Puumala (PUU) virus infection was verified in 80 (85.1%), Dobrava (DOB) infection in 8 (8.5%) and cross-reactive antibodies to both PUU and DOB viruses in 5 (5.3%) HFRS patients. In one patient who was confirmed by IFA the hantavirus serotype causing HFRS could not be determined. The localities of the presumed HFRS patient exposure to hantaviruses were mostly in the Zagreb area. Most patients were aged 21-50 (83.0%) and male (76.6%). The majority of HFRS cases occurred between May and August (75.5%). A high proportion of HFRS cases were found in the general population from Zagreb and its surroundings (78.7%). The majority of patients were hospitalized in the febrile stage of the disease (70.2%). The main symptoms were: fever (100%), headache (88.3%) and backache (87.2%). Oliguria was recorded in 56.4% and, anuria in 7.5% of patients, however, only three (3.2%) patients required hemodialysis. Six patients developed hemorrhagic manifestations, especially petechiae on the skin and mucosa. One patient in the convalescent stage had subarachnoidal bleeding. Six patients had pathologic electroencephalogram (EEG) findings and two developed epileptic seizures. Lumbar puncture was performed in 12 patients without inflammatory changes in the cerebrospinal fluid. Pathologic ECG findings were recorded in 30/79 (38.0%) patients, primarily including mild and translent disturbances such as sinus tachycardia, sinus bradycardia, nonspecific alteration of the final complex and incomplete right bundle branch block. Conventional chest radiography revealed abnormal findings in 23/84 (27.4%) patients. The abnormalities consisted of interstitial infiltrates and/or pleural effusions and atelectasis. The patients were divided into 4 groups according to the disease severity: mild in 74 (78.7%), moderate in 15 (16.0%), severe in 4 (4.2%), and very severe in one (1.1%) patient. The latter developed multiorgan failure and died.

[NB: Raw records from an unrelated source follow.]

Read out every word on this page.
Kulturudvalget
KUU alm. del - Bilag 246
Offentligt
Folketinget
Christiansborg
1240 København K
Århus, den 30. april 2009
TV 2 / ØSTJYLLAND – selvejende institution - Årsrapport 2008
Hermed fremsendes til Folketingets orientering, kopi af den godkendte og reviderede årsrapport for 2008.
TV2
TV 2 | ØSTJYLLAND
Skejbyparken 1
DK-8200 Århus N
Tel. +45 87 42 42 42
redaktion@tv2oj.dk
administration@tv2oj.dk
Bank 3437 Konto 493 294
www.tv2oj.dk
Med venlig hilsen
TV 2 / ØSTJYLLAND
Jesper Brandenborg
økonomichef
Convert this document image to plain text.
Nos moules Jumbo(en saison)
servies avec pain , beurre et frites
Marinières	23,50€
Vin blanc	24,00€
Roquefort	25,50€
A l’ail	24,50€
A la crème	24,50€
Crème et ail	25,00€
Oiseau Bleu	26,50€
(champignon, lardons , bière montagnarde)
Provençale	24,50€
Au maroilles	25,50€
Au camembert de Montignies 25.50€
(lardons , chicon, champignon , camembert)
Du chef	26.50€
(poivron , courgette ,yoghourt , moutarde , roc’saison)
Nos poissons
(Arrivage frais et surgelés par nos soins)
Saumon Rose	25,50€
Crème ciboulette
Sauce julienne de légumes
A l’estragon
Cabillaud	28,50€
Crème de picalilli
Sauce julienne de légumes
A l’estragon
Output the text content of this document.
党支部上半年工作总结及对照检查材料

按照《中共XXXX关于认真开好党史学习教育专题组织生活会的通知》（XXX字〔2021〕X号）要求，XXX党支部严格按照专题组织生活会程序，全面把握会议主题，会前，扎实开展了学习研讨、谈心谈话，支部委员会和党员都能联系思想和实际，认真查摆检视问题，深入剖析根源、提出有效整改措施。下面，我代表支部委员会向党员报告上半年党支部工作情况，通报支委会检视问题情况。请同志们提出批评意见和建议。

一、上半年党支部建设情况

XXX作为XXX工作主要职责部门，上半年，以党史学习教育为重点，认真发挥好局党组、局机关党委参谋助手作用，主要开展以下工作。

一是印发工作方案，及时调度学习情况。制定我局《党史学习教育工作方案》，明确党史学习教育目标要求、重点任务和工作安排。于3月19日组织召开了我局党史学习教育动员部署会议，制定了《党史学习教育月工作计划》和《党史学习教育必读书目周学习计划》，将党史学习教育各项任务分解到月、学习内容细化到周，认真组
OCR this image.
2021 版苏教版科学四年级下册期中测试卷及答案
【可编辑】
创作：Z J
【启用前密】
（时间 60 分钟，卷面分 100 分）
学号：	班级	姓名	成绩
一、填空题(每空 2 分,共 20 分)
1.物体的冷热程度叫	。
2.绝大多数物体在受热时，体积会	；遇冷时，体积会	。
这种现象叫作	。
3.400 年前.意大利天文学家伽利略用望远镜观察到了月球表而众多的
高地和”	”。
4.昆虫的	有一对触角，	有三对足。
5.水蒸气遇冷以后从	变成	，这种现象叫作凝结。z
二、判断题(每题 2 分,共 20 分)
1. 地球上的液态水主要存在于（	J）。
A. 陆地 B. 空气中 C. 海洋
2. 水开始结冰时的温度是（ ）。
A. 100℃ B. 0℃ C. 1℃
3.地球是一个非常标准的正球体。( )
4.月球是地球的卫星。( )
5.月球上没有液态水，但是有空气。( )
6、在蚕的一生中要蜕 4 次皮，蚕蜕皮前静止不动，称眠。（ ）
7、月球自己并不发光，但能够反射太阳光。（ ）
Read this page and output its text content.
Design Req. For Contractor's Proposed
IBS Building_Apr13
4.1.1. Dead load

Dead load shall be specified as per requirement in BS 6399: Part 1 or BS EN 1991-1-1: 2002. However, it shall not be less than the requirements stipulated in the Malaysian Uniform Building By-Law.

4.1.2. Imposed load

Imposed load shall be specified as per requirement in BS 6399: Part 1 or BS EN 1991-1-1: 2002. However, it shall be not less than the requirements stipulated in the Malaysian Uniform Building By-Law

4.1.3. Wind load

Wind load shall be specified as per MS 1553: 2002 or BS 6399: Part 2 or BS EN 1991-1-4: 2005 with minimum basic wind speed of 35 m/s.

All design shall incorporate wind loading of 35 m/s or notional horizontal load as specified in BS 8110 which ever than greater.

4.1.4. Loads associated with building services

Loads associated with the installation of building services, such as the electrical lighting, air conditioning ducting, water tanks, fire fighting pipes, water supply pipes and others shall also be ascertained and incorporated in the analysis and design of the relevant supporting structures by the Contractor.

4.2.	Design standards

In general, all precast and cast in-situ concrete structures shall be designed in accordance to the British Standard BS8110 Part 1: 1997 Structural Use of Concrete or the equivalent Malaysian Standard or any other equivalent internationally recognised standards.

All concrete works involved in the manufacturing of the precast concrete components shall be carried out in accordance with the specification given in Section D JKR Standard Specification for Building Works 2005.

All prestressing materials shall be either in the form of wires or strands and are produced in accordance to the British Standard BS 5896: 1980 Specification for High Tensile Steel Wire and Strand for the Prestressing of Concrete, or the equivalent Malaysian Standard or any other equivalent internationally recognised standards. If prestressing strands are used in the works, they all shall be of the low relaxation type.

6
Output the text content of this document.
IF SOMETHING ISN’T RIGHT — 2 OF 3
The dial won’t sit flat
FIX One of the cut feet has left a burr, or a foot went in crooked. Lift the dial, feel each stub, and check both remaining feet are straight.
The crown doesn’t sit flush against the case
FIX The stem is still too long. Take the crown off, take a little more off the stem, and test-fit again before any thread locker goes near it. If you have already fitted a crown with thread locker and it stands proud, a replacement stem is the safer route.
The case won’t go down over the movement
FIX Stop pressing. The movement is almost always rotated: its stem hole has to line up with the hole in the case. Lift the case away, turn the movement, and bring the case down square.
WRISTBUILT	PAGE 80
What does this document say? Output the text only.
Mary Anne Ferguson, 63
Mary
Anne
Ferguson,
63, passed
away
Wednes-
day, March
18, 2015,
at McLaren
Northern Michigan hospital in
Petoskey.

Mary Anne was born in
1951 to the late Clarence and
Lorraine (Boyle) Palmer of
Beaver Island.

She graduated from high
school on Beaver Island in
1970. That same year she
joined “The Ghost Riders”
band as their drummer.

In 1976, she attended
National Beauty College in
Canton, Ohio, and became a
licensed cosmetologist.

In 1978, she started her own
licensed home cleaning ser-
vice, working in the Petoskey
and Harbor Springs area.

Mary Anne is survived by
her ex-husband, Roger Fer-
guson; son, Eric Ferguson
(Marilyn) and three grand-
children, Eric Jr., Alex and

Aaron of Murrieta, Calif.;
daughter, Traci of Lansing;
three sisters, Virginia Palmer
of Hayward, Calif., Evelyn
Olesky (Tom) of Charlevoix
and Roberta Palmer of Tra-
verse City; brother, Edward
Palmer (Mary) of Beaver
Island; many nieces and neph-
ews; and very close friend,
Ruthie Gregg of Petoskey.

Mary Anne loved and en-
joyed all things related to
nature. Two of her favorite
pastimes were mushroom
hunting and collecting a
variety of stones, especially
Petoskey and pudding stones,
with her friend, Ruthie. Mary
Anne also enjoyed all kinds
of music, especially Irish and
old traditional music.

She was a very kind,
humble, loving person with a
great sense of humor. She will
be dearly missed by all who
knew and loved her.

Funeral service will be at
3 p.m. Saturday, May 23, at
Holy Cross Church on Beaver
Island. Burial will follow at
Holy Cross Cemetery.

The largest outbreak of HFRS to date was recorded in Croatia in 2002. Ninety-four patients with clinical and serologically verified HFRS were treated at the Dr. Fran Mihaljević University Hospital for Infectious Disease, Zagreb. The majority of patients were hospitalized between May and August. Most patients had mild form of the disease primarily caused by PUU virus.